Special Bulletin 27 — May 2012
SH v R [2012] NSWCCA 79
Competence — failure of court to comply with s 13(5) Evidence Act 1995
In SH v R, the trial court failed to comply with the competence provisions in the Evidence Act 1995. If a witness is not competent to give sworn evidence about a fact — because the person does not have the capacity to understand that he or she is under an obligation to give truthful evidence (s 13(3)) — he or she may, subject to s 13(5), be competent to give unsworn evidence: s 13(4).
Section 13(5) provides:
A person who, because of subsection (3), is not competent to give sworn evidence is competent to give unsworn evidence if the court has told the person:
- (a)
that it is important to tell the truth, and
- (b)
that he or she may be asked questions that he or she does not know, or cannot remember, the answer to, and that he or she should tell the court if this occurs, and
- (c)
that he or she may be asked questions that suggest certain statements are true or untrue and that he or she should agree with the statements that he or she believes are true and should feel no pressure to agree with statements that he or she believes are untrue. [Emphasis added.]

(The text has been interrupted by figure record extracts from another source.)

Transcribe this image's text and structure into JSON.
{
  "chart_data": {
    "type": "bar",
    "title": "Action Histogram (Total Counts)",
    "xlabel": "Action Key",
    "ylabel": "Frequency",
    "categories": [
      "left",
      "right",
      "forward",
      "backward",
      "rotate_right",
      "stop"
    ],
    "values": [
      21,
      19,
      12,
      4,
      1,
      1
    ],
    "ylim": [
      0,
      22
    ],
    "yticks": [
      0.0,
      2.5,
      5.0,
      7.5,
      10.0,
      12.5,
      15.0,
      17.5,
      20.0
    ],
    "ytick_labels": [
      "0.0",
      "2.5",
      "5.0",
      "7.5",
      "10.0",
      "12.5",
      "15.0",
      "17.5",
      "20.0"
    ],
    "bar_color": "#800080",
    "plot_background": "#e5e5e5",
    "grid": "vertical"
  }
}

The court (Basten JA; Blanch and Hall JJ agreed) held that ss 13(4) and (5) Evidence Act (amended by the Evidence Amendment Act 2007) introduced “the idea of a condition of competence”: at [19]. Section 13(4) is subject to s 13(5). Although s 13(4) uses the term “may” there is no residual discretion to decline to allow unsworn evidence to be given once the terms of s 13(4) have been met: at [26]. Competence is said to arise in s 13(5) “if” the court has told the prospective witness the matters referred to in s 13(5)(a)–(c). Careful and strict compliance with these provisions is required.
Despite an attempt to do so (see [32]), the court failed to comply with the strict terms of s 13(5)(c) by omitting to tell the witness that she should feel no pressure to agree with statements that she believes are untrue: at [33]–[34]. The fact that the prosecutor had earlier questioned the witness to the effect that she “shouldn’t feel under any pressure” (see [28]) did not overcome the problem: at [35]. The instruction in s 13(5)(c) must be provided by the court and not the person likely to be doing the questioning: at [13]. Section 13(5)(c) does not require the instruction to the prospective witness to be given in a particular form but to a particular effect: at [22]. The effect of the omission was that the trial had not been conducted according to law and the conviction had to be set aside: at [35].
A reference to the case will be added to the discussion of competence in the Criminal Trial Courts Bench Book, Child Witness/Accused at [1-123].